The work of this morning yielded these little two graphs:
The inset plot is the inverse cumulative distribution of account lifetimes (i.e. time elapsed since registration to last revision in the data), and gives an idea of the size of the samples on which average daily rates are computed.
The plot for 2007 has a very smooth decay that reminds either an exponential law or a power law. Would be worth to do some model fitting. Also would be nice to plot the full sample to get a sense of the individual variability.
After a day of (failed) efforts spent at trying to pack more and more information in a single plot, I shifted my attention towards more fruitful topics, that is, model fitting. First attempt at fitting an exponential distribution yielded very poor results, which was kind of expected. I tried with a power-law function but haven't managed to get a decent least squares solution out of it (besides that I shouldn't be using a least squares to fit a power-law at all, but for now I just need to get an idea if there might possibly be a decent fit). Finally tried with the stretched exponential function, and results look interesting, at least on the 2007 cohort. The stretched exponential is an interesting model for this kind of data, because it was originally devised to explain relaxation phenomena in disordered systems (e.g. the discharge of capacitor), so this could provide an interesting theoretical framework and an intuitive metaphor for explaining the underlying social dynamics.

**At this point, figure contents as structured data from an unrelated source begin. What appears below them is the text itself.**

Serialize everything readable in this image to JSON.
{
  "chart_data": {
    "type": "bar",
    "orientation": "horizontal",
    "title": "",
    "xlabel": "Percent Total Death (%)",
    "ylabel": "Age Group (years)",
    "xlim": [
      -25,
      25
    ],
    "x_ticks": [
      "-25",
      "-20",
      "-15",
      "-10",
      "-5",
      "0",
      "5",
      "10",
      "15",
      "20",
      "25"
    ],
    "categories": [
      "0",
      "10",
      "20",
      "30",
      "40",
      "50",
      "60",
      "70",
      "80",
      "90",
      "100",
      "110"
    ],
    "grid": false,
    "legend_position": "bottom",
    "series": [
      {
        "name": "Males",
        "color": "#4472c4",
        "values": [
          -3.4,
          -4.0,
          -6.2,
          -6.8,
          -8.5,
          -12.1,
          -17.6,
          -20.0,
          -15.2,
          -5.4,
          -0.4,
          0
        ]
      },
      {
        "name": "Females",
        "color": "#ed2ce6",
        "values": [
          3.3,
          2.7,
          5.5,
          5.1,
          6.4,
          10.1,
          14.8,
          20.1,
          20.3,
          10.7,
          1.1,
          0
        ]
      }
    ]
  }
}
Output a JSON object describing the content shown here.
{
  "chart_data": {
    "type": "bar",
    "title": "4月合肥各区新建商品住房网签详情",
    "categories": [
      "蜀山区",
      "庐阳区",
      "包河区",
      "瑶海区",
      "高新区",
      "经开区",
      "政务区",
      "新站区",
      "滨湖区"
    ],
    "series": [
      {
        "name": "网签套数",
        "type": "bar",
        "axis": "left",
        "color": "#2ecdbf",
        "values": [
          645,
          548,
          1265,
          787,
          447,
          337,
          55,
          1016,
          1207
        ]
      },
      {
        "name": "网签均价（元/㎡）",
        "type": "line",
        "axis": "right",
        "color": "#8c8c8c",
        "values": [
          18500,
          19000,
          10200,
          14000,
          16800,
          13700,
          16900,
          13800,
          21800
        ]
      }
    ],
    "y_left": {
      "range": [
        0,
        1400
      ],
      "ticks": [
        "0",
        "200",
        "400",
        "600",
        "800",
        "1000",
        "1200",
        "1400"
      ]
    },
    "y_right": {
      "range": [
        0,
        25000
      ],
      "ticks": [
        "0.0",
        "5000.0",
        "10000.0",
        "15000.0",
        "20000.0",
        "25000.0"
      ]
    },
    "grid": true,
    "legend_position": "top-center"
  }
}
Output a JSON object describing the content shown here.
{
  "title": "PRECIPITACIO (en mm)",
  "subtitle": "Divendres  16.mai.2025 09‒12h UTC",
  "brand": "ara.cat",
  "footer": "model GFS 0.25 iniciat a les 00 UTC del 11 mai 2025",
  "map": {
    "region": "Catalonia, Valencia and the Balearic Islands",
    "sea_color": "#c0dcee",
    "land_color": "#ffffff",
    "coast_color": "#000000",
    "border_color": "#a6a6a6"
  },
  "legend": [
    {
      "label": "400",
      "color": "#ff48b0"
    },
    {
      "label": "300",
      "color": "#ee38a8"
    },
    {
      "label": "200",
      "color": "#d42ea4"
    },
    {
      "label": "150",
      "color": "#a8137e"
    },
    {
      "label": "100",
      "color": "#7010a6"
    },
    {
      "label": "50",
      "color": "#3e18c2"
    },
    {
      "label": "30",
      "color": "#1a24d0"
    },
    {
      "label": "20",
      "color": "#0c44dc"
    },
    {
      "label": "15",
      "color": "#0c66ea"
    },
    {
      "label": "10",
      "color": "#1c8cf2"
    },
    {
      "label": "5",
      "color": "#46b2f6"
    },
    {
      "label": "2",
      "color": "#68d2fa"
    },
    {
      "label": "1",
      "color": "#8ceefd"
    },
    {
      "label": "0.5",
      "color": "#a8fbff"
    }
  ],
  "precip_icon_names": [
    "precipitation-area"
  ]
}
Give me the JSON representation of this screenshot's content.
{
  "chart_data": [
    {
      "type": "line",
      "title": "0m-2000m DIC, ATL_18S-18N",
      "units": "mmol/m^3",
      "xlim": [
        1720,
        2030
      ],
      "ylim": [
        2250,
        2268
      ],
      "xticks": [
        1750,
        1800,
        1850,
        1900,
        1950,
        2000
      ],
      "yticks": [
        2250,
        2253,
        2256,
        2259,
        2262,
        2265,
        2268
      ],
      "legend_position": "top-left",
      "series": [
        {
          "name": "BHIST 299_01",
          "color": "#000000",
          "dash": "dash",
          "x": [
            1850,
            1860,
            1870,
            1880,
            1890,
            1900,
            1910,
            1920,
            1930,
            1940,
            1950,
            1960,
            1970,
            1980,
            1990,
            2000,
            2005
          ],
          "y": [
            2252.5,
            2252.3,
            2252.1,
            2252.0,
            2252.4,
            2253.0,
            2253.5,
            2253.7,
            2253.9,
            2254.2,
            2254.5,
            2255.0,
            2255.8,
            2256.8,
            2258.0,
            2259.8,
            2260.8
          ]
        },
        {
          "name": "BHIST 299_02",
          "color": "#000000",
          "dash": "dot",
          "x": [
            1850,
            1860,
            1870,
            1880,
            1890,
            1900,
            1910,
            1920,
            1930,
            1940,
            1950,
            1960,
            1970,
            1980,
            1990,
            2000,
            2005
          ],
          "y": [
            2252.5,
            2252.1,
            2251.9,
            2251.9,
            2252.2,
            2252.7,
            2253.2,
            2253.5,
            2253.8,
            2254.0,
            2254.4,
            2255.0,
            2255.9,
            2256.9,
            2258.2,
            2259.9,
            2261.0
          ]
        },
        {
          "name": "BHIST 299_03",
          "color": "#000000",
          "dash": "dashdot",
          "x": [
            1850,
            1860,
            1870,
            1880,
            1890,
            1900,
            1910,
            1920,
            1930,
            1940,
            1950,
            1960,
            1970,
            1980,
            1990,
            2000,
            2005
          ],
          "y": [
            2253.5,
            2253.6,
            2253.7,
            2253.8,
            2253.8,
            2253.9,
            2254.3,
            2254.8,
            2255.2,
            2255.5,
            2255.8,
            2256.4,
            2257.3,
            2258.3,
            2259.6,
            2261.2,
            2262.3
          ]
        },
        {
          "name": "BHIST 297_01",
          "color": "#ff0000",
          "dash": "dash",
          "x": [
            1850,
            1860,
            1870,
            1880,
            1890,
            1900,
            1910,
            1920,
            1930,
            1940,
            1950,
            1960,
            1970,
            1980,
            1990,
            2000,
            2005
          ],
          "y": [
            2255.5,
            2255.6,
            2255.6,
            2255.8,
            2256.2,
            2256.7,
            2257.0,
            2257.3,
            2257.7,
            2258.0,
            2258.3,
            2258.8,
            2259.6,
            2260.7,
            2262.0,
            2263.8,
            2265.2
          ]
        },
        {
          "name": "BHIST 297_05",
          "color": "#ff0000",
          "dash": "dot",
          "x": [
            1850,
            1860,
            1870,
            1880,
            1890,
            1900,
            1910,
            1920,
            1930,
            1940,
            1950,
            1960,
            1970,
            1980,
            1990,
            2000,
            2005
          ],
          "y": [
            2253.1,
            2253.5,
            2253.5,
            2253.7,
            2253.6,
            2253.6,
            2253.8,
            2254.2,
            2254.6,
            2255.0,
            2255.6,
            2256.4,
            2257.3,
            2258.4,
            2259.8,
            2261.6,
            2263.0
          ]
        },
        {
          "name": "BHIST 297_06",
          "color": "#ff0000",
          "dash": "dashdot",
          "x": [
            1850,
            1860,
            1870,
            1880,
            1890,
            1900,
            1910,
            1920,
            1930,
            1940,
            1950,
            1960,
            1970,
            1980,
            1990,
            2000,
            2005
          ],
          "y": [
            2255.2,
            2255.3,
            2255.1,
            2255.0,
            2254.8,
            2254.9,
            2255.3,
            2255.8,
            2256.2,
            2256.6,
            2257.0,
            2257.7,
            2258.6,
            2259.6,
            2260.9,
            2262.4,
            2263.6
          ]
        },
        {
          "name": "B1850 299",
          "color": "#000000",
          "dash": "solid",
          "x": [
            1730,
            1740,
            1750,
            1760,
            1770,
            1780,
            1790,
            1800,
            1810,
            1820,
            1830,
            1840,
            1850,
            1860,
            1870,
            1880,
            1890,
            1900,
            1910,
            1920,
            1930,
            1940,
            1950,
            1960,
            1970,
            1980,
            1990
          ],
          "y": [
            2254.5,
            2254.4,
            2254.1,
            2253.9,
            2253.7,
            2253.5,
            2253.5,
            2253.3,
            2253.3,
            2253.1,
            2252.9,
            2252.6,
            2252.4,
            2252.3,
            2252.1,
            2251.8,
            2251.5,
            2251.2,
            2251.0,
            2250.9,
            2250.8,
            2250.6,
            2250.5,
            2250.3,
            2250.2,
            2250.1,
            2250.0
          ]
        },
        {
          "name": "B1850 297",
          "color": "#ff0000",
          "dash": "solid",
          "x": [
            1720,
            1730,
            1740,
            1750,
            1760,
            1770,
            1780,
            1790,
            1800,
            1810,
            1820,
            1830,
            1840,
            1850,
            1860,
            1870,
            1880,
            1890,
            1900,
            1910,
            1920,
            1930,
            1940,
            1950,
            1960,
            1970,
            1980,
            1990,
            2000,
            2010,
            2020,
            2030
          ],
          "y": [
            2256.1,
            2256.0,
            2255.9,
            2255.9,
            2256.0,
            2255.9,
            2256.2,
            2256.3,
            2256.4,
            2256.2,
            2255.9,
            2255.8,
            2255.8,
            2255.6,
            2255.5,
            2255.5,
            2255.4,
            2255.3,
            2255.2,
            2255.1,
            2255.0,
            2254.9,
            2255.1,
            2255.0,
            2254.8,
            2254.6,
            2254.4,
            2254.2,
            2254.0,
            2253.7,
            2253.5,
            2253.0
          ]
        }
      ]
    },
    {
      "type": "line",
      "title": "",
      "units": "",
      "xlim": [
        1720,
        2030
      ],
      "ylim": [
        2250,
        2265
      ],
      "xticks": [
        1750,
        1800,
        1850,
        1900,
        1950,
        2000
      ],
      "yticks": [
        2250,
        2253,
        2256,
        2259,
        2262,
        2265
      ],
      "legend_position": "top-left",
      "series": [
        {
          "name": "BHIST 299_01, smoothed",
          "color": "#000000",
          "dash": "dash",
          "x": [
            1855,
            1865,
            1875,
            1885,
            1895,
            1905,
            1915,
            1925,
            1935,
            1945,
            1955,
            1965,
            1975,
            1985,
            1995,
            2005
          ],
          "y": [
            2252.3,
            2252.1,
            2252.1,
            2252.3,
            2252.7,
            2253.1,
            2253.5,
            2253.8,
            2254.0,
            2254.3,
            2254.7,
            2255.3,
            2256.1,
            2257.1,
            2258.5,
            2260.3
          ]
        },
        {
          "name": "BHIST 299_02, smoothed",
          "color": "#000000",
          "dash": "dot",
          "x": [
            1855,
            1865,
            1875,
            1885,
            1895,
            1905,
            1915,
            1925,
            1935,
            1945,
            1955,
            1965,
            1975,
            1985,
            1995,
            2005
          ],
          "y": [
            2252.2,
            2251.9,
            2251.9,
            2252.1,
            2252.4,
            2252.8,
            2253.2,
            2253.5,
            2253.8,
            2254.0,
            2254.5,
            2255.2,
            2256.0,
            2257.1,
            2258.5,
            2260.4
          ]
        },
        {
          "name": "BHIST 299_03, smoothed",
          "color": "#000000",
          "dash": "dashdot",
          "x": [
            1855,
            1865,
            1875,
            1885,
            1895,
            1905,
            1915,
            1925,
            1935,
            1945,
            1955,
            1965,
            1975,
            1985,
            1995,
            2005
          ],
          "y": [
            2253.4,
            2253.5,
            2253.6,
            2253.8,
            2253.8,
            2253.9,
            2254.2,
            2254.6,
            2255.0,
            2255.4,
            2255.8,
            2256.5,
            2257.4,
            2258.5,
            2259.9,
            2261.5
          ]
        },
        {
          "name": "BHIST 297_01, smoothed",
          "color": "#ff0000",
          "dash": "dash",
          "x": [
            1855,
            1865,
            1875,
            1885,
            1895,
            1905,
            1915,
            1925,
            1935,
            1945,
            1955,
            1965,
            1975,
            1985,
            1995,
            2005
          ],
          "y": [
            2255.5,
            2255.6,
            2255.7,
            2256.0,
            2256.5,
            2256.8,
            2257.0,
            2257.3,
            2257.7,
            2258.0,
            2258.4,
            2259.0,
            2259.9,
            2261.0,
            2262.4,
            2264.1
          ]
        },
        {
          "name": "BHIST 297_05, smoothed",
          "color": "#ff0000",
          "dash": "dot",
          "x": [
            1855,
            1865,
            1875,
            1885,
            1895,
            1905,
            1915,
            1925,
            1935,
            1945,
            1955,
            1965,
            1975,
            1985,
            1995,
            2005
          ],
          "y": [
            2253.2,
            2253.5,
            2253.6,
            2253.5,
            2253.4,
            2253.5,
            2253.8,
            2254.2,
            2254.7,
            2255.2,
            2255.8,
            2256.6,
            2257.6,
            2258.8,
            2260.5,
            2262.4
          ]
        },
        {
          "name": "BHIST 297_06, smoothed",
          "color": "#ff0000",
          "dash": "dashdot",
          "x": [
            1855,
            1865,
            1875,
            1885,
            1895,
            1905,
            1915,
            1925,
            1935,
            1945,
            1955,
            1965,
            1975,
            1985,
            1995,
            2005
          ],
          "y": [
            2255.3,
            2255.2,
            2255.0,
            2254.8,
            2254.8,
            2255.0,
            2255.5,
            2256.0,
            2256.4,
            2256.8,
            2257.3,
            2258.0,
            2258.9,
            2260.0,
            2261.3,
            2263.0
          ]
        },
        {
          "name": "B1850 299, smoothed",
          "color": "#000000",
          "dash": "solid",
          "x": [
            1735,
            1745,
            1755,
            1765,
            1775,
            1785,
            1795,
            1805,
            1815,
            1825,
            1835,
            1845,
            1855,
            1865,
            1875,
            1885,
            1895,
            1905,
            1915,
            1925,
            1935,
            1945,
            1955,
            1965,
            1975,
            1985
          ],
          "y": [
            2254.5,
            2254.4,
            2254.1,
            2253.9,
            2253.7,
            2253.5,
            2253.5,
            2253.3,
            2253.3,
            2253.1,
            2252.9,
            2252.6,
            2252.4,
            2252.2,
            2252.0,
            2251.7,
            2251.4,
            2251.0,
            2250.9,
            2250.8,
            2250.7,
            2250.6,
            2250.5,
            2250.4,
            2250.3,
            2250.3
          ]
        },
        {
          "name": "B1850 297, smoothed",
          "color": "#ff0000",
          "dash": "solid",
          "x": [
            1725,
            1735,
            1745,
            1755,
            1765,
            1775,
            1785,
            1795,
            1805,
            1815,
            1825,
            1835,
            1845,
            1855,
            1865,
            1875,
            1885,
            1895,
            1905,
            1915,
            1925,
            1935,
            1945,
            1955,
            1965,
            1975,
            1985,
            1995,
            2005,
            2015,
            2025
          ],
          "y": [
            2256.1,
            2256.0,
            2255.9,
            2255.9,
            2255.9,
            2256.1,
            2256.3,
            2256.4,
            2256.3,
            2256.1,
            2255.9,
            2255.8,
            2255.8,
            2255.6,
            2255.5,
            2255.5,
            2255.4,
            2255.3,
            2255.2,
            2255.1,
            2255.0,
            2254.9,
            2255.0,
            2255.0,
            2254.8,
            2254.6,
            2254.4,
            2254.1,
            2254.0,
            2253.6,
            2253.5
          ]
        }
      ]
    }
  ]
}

Developing the fitting code has taken me more than expected, but now I have a fairly flexible script that lets me define new parametric models, fit them via least squares (i.e. Chi-squared fitting), constrain any parameter of the model to a specific value, and compute goodness-of-fit measures. I tried three simple models of a monotonically decreasing curve: the exponential function, the power-law function, and the stretched exponential function.
The results of the fit are the following:
Where "inact" stands for the group of inactive users (i.e. no activity in the past 6 months). I marked in bold the fit for the 2007 data to the inactive group, which the only one that attains statistical significance (p>0.1). The Exponential and the Power-law models do pretty bad, compared to the Stretched Exponential function. Morover, for the 2007 data on inactive editors the K2 from a normality test on the residuals gives a value of 4.60 (p>0.1), therefore, we can say that the 2007 data support this model.
The fit (left) and the residuals (right) shown in the two figures below:
Even though I have neglected this page, I have made substantial progresses for this sprint -- or should I better say marathon at this point -- in the past few weeks. Therefore, at least this time, I am directly posting stuff to to main page.
Grand presentation coming up in two days, and I am trying to round up the flood of data and charts I produced. I drastically changed the cohort definition, since the previous one had a fundamental error in that it did not take into account the actual lifespan of activity of users. Cohorts are now defined by average activity rate and month of first edit. This means that from two cohorts I had initially, now I have 10 years x 7 orders of magnitude of editing activity = 70 different cohorts (I am binning activity logarithmically)! What is interesting is that the activity lifecycle is very different in high-activity cohorts, much similar to my initial hypothesis: users start editing slowly, reach a peak of productivity, and then slowly wear off. This means that the stretched exponential assumption holds only for low ranges of the editing activity -- even though, I suspect, the decay after the productivity peak must have its own characteristic time. I thus moved to a nonparametric estimation approach to regress activity over time, and I am going to present how peak activity has changed over time. In the meanwhile, I made some changes to the main page to document the cohort composition approach.
Presentation coming tomorrow. Last graphs prepared and packed into slides. I am going to update the page tomorrow with the latest plots and the full results.